Age of Autism ran a quick post: "The totally twisted and unsustainable United States government approach to vaccines and autism was on full display today." I'd argue that as usual their understanding of what happened is significantly off. Olmsted, in writing two brief paragraphs on the settlement, betrayed a bitterness that isn't always so prominently on display.
Sullivan at LBRB covered the story in greater detail and was flat out brilliant in a follow-up comment to a poster who accused Sully of spinning the story:
"The government awarded $1.5M—plus an annuity which is likely to cost $10M or more—for a table encephalopathy.
Why is this important? Because the whole point of the Omnibus was to decide whether autism could be considered as a table injury. Hannah Poling does not set that precedent. Another way to put it is this—One can not say, “My kid had his/her first symptoms of autism within a month of a vaccine, therefore the autism is a vaccine injury”. Had one of the Omnibus test cases made the general causation argument stick, something like that would be possible."Orac also puts his mighty blogging power into the story, posting, for him, a very brief post.
Perhaps the posts are relatively brief because the Poling story has been covered exhaustively over the years? I rather suspect that's the case. What's been said has been said over and over, and it appears, so far, that only Taylor felt the need to revisit the whole affair with the Gerbering video.
What is unfortunate in all of this is that nuance is lost. The anti-vaxxers are so hungry for vengeance that when someone gets justice, the bitterness bleeds through. They want vengeance for themselves. This is a complicated mess. They both wish for the safety net we need for our children -- and with my oldest now an adult and his father and I his legal guardians, we know just how little money is there for the disabled: the full amount of SSI an individual who has never worked can get is $674 dollars. That's it, and the individual must live on it. Any assistance given can lower that amount. Medicaid does not cover all medications, either, and finding primary care docs who take medicaid can be challenging.
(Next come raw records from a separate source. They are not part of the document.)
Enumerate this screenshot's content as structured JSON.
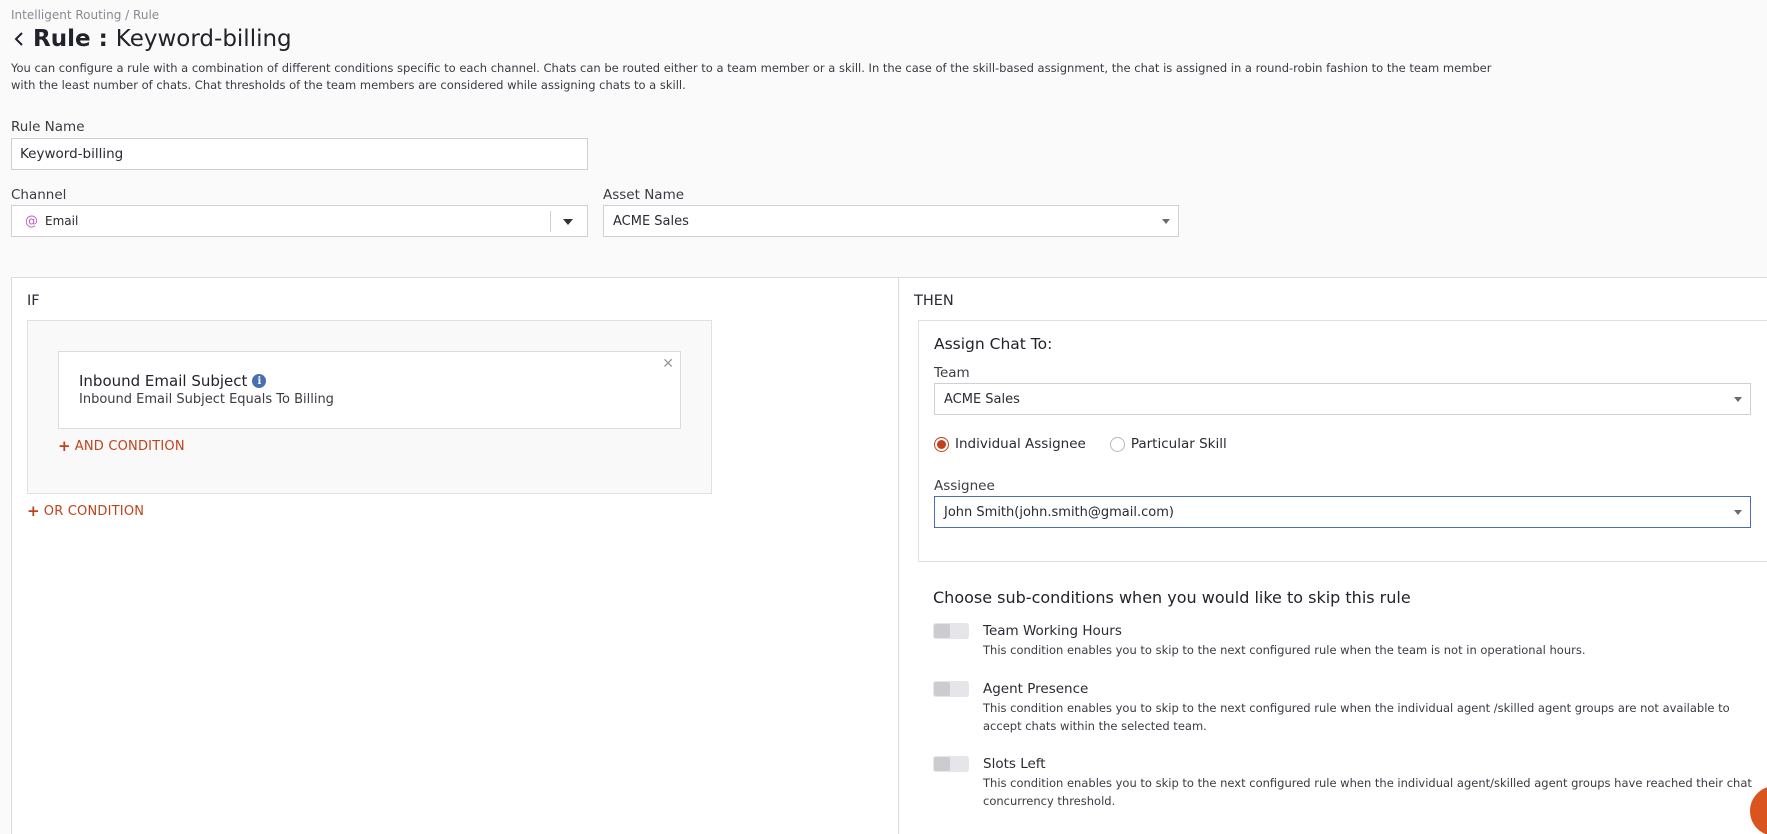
{
  "breadcrumb": "Intelligent Routing / Rule",
  "header": {
    "title_prefix": "Rule :",
    "title_name": "Keyword-billing",
    "description": "You can configure a rule with a combination of different conditions specific to each channel. Chats can be routed either to a team member or a skill. In the case of the skill-based assignment, the chat is assigned in a round-robin fashion to the team member with the least number of chats. Chat thresholds of the team members are considered while assigning chats to a skill."
  },
  "form": {
    "rule_name_label": "Rule Name",
    "rule_name_value": "Keyword-billing",
    "channel_label": "Channel",
    "channel_value": "Email",
    "channel_icon": "@",
    "asset_label": "Asset Name",
    "asset_value": "ACME Sales"
  },
  "if_section": {
    "title": "IF",
    "condition": {
      "title": "Inbound Email Subject",
      "description": "Inbound Email Subject Equals To Billing"
    },
    "and_label": "AND CONDITION",
    "or_label": "OR CONDITION"
  },
  "then_section": {
    "title": "THEN",
    "assign_title": "Assign Chat To:",
    "team_label": "Team",
    "team_value": "ACME Sales",
    "radio_individual": "Individual Assignee",
    "radio_skill": "Particular Skill",
    "assignee_label": "Assignee",
    "assignee_value": "John Smith(john.smith@gmail.com)"
  },
  "sub_conditions": {
    "title": "Choose sub-conditions when you would like to skip this rule",
    "items": [
      {
        "label": "Team Working Hours",
        "description": "This condition enables you to skip to the next configured rule when the team is not in operational hours."
      },
      {
        "label": "Agent Presence",
        "description": "This condition enables you to skip to the next configured rule when the individual agent /skilled agent groups are not available to accept chats within the selected team."
      },
      {
        "label": "Slots Left",
        "description": "This condition enables you to skip to the next configured rule when the individual agent/skilled agent groups have reached their chat concurrency threshold."
      }
    ]
  },
  "colors": {
    "accent": "#c0421c",
    "focus_border": "#4a6fb0",
    "fab": "#d9541e"
  }
}
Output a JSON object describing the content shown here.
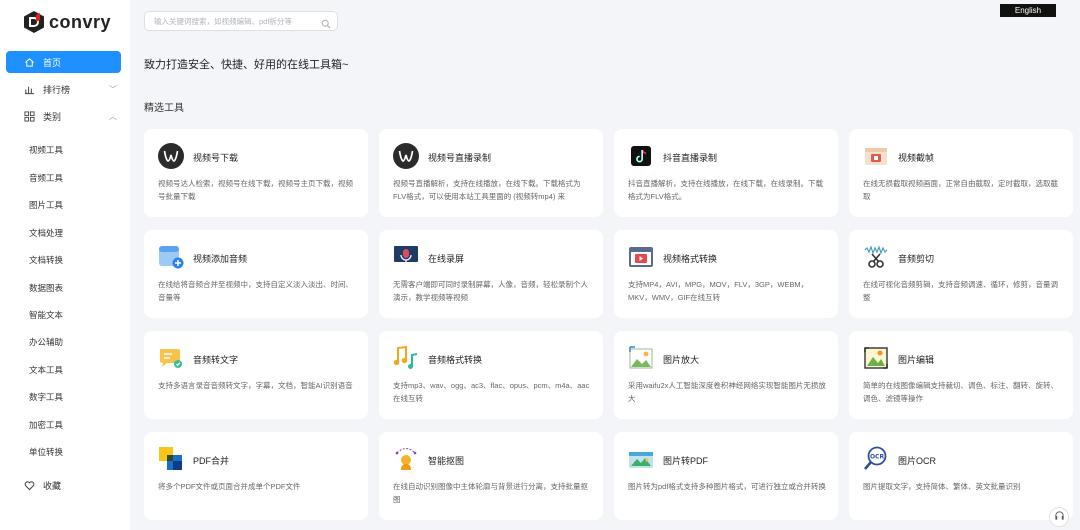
{
  "brand": {
    "name": "convry"
  },
  "search": {
    "placeholder": "输入关键词搜索，如视频编辑、pdf拆分等"
  },
  "lang_button": "English",
  "sidebar": {
    "items": [
      {
        "label": "首页",
        "icon": "home-icon",
        "active": true
      },
      {
        "label": "排行榜",
        "icon": "bar-chart-icon"
      },
      {
        "label": "类别",
        "icon": "grid-icon"
      }
    ],
    "categories": [
      "视频工具",
      "音频工具",
      "图片工具",
      "文档处理",
      "文档转换",
      "数据图表",
      "智能文本",
      "办公辅助",
      "文本工具",
      "数字工具",
      "加密工具",
      "单位转换"
    ],
    "favorites": {
      "label": "收藏",
      "icon": "heart-icon"
    }
  },
  "main": {
    "slogan": "致力打造安全、快捷、好用的在线工具箱~",
    "section_title": "精选工具",
    "cards": [
      {
        "title": "视频号下载",
        "desc": "视频号达人检索，视频号在线下载，视频号主页下载，视频号批量下载",
        "icon": "wechat-channels-icon"
      },
      {
        "title": "视频号直播录制",
        "desc": "视频号直播解析，支持在线播放，在线下载。下载格式为FLV格式，可以使用本站工具里面的 (视频转mp4) 来",
        "icon": "wechat-channels-icon"
      },
      {
        "title": "抖音直播录制",
        "desc": "抖音直播解析，支持在线播放，在线下载，在线录制。下载格式为FLV格式。",
        "icon": "tiktok-icon"
      },
      {
        "title": "视频截帧",
        "desc": "在线无损截取视频画面，正常自由截取，定时截取，选取截取",
        "icon": "video-frame-icon"
      },
      {
        "title": "视频添加音频",
        "desc": "在线给将音频合并至视频中，支持自定义淡入淡出、时间、音量等",
        "icon": "video-add-audio-icon"
      },
      {
        "title": "在线录屏",
        "desc": "无需客户端即可同时录制屏幕，人像，音频，轻松录制个人演示，教学视频等视频",
        "icon": "screen-record-icon"
      },
      {
        "title": "视频格式转换",
        "desc": "支持MP4，AVI，MPG，MOV，FLV，3GP，WEBM，MKV，WMV，GIF在线互转",
        "icon": "video-convert-icon"
      },
      {
        "title": "音频剪切",
        "desc": "在线可视化音频剪辑，支持音频调速、循环，修剪，音量调整",
        "icon": "audio-cut-icon"
      },
      {
        "title": "音频转文字",
        "desc": "支持多语言录音音频转文字，字幕，文档，智能AI识别语音",
        "icon": "speech-to-text-icon"
      },
      {
        "title": "音频格式转换",
        "desc": "支持mp3、wav、ogg、ac3、flac、opus、pcm、m4a、aac在线互转",
        "icon": "music-note-icon"
      },
      {
        "title": "图片放大",
        "desc": "采用waifu2x人工智能深度卷积神经网络实现智能图片无损放大",
        "icon": "image-enlarge-icon"
      },
      {
        "title": "图片编辑",
        "desc": "简单的在线图像编辑支持裁切、调色、标注、翻转、旋转、调色、滤镜等操作",
        "icon": "image-edit-icon"
      },
      {
        "title": "PDF合并",
        "desc": "将多个PDF文件或页面合并成单个PDF文件",
        "icon": "pdf-merge-icon"
      },
      {
        "title": "智能抠图",
        "desc": "在线自动识别图像中主体轮廓与背景进行分离，支持批量抠图",
        "icon": "smart-cutout-icon"
      },
      {
        "title": "图片转PDF",
        "desc": "图片转为pdf格式支持多种图片格式，可进行独立或合并转换",
        "icon": "image-to-pdf-icon"
      },
      {
        "title": "图片OCR",
        "desc": "图片提取文字，支持简体、繁体、英文批量识别",
        "icon": "ocr-icon"
      }
    ]
  },
  "colors": {
    "accent": "#1e90ff",
    "background": "#f4f5f9",
    "card": "#ffffff"
  }
}
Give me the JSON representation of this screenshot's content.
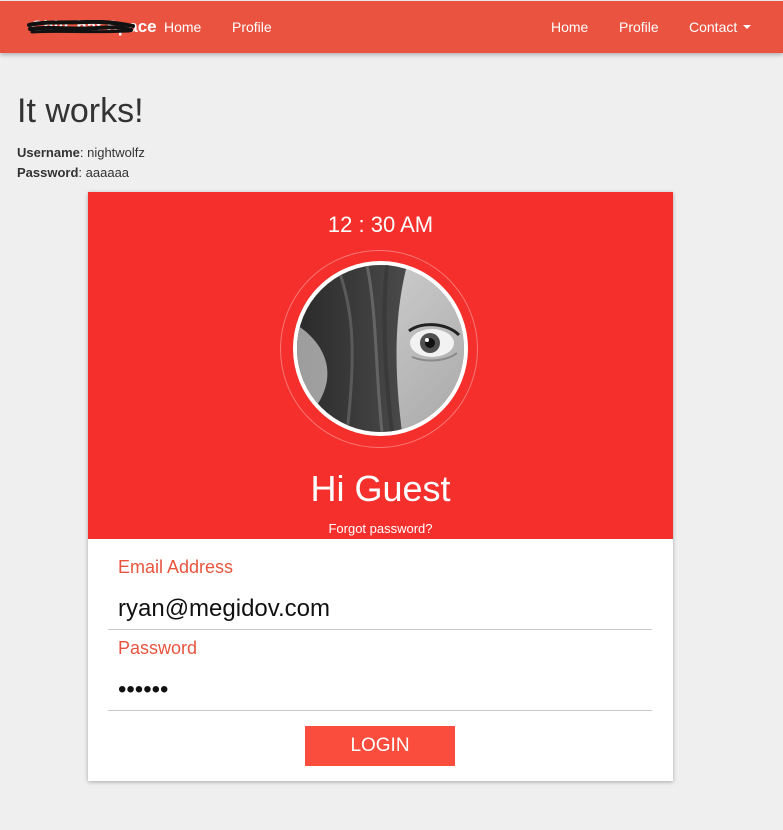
{
  "navbar": {
    "brand": "ChitChat Space",
    "left_links": [
      "Home",
      "Profile"
    ],
    "right_links": [
      "Home",
      "Profile"
    ],
    "contact_label": "Contact"
  },
  "main": {
    "heading": "It works!",
    "username_label": "Username",
    "username_value": ": nightwolfz",
    "password_label": "Password",
    "password_value": ": aaaaaa"
  },
  "card": {
    "clock": "12 : 30 AM",
    "greeting": "Hi Guest",
    "forgot_password": "Forgot password?",
    "email_label": "Email Address",
    "email_value": "ryan@megidov.com",
    "password_label": "Password",
    "password_value": "aaaaaa",
    "login_label": "LOGIN"
  },
  "colors": {
    "navbar": "#e95340",
    "card_header": "#f52f2b",
    "accent": "#e8553e",
    "login_button": "#fb4d3d"
  }
}
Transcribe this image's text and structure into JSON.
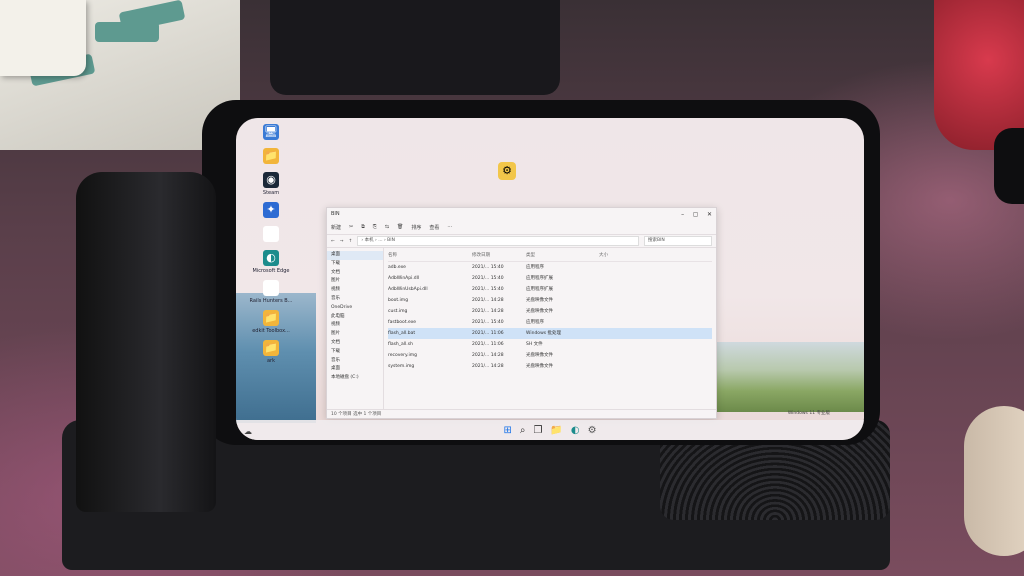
{
  "desktop": {
    "icons": [
      {
        "name": "This PC",
        "glyph": "🖥",
        "color": "#3a7bd5",
        "label": ""
      },
      {
        "name": "folder",
        "glyph": "📁",
        "color": "#f2b53a",
        "label": ""
      },
      {
        "name": "Steam",
        "glyph": "◉",
        "color": "#1b2838",
        "label": "Steam"
      },
      {
        "name": "app",
        "glyph": "✦",
        "color": "#2d6bd3",
        "label": ""
      },
      {
        "name": "file",
        "glyph": "▤",
        "color": "#ffffff",
        "label": ""
      },
      {
        "name": "Edge",
        "glyph": "◐",
        "color": "#1c8c8c",
        "label": "Microsoft Edge"
      },
      {
        "name": "doc",
        "glyph": "▤",
        "color": "#ffffff",
        "label": "Rails Hunters B..."
      },
      {
        "name": "folder2",
        "glyph": "📁",
        "color": "#f2b53a",
        "label": "edkit Toolbox..."
      },
      {
        "name": "folder3",
        "glyph": "📁",
        "color": "#f2b53a",
        "label": "ark"
      }
    ],
    "center_icon": {
      "glyph": "⚙",
      "label": ""
    }
  },
  "explorer": {
    "title": "BIN",
    "address_path": "› 本机 › ... › BIN",
    "search_placeholder": "搜索BIN",
    "toolbar": [
      "新建",
      "✂",
      "⧉",
      "⎘",
      "⇆",
      "🗑",
      "排序",
      "查看",
      "···"
    ],
    "nav": [
      {
        "label": "桌面",
        "sel": true
      },
      {
        "label": "下载",
        "sel": false
      },
      {
        "label": "文档",
        "sel": false
      },
      {
        "label": "图片",
        "sel": false
      },
      {
        "label": "视频",
        "sel": false
      },
      {
        "label": "音乐",
        "sel": false
      },
      {
        "label": "OneDrive",
        "sel": false
      },
      {
        "label": "此电脑",
        "sel": false
      },
      {
        "label": "视频",
        "sel": false
      },
      {
        "label": "图片",
        "sel": false
      },
      {
        "label": "文档",
        "sel": false
      },
      {
        "label": "下载",
        "sel": false
      },
      {
        "label": "音乐",
        "sel": false
      },
      {
        "label": "桌面",
        "sel": false
      },
      {
        "label": "本地磁盘 (C:)",
        "sel": false
      }
    ],
    "columns": [
      "名称",
      "修改日期",
      "类型",
      "大小"
    ],
    "files": [
      {
        "name": "adb.exe",
        "date": "2021/... 15:40",
        "type": "应用程序",
        "size": "",
        "sel": false
      },
      {
        "name": "AdbWinApi.dll",
        "date": "2021/... 15:40",
        "type": "应用程序扩展",
        "size": "",
        "sel": false
      },
      {
        "name": "AdbWinUsbApi.dll",
        "date": "2021/... 15:40",
        "type": "应用程序扩展",
        "size": "",
        "sel": false
      },
      {
        "name": "boot.img",
        "date": "2021/... 14:28",
        "type": "光盘映像文件",
        "size": "",
        "sel": false
      },
      {
        "name": "cust.img",
        "date": "2021/... 14:28",
        "type": "光盘映像文件",
        "size": "",
        "sel": false
      },
      {
        "name": "fastboot.exe",
        "date": "2021/... 15:40",
        "type": "应用程序",
        "size": "",
        "sel": false
      },
      {
        "name": "flash_all.bat",
        "date": "2021/... 11:06",
        "type": "Windows 批处理",
        "size": "",
        "sel": true
      },
      {
        "name": "flash_all.sh",
        "date": "2021/... 11:06",
        "type": "SH 文件",
        "size": "",
        "sel": false
      },
      {
        "name": "recovery.img",
        "date": "2021/... 14:28",
        "type": "光盘映像文件",
        "size": "",
        "sel": false
      },
      {
        "name": "system.img",
        "date": "2021/... 14:28",
        "type": "光盘映像文件",
        "size": "",
        "sel": false
      }
    ],
    "status": "10 个项目   选中 1 个项目"
  },
  "taskbar": {
    "apps": [
      {
        "name": "start",
        "glyph": "⊞",
        "color": "#1a73e8"
      },
      {
        "name": "search",
        "glyph": "⌕",
        "color": "#333333"
      },
      {
        "name": "taskview",
        "glyph": "❐",
        "color": "#333333"
      },
      {
        "name": "explorer",
        "glyph": "📁",
        "color": "#f2b53a"
      },
      {
        "name": "edge",
        "glyph": "◐",
        "color": "#1c8c8c"
      },
      {
        "name": "settings",
        "glyph": "⚙",
        "color": "#555555"
      }
    ],
    "clock": ""
  },
  "watermark": {
    "line1": "Windows 11 专业版",
    "line2": ""
  }
}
We need our disabled children to have better resources at their disposal, better options, so that they can live good, safe, and comfortable lives as adults; we need better group homes that provide as much autonomy as possible. We need to know they will be okay when we can no longer look out for them, that society will care as much as we do.
Our fears, often justifiable, that this is not the case, causes our bitterness and anger and we lash out, out at other parents, out at governments, out at bloggers we've decided we've taken an instant dislike to, and we rage against the lack of fairness that some children don't face these challenges that ours do, that some parents don't face these fears. We suffer from tunnel vision and it colors everything we think, say, and do.
It's understandable. It really is. But it isn't pretty. It isn't adaptive. And it takes up entirely too much of our dialogue.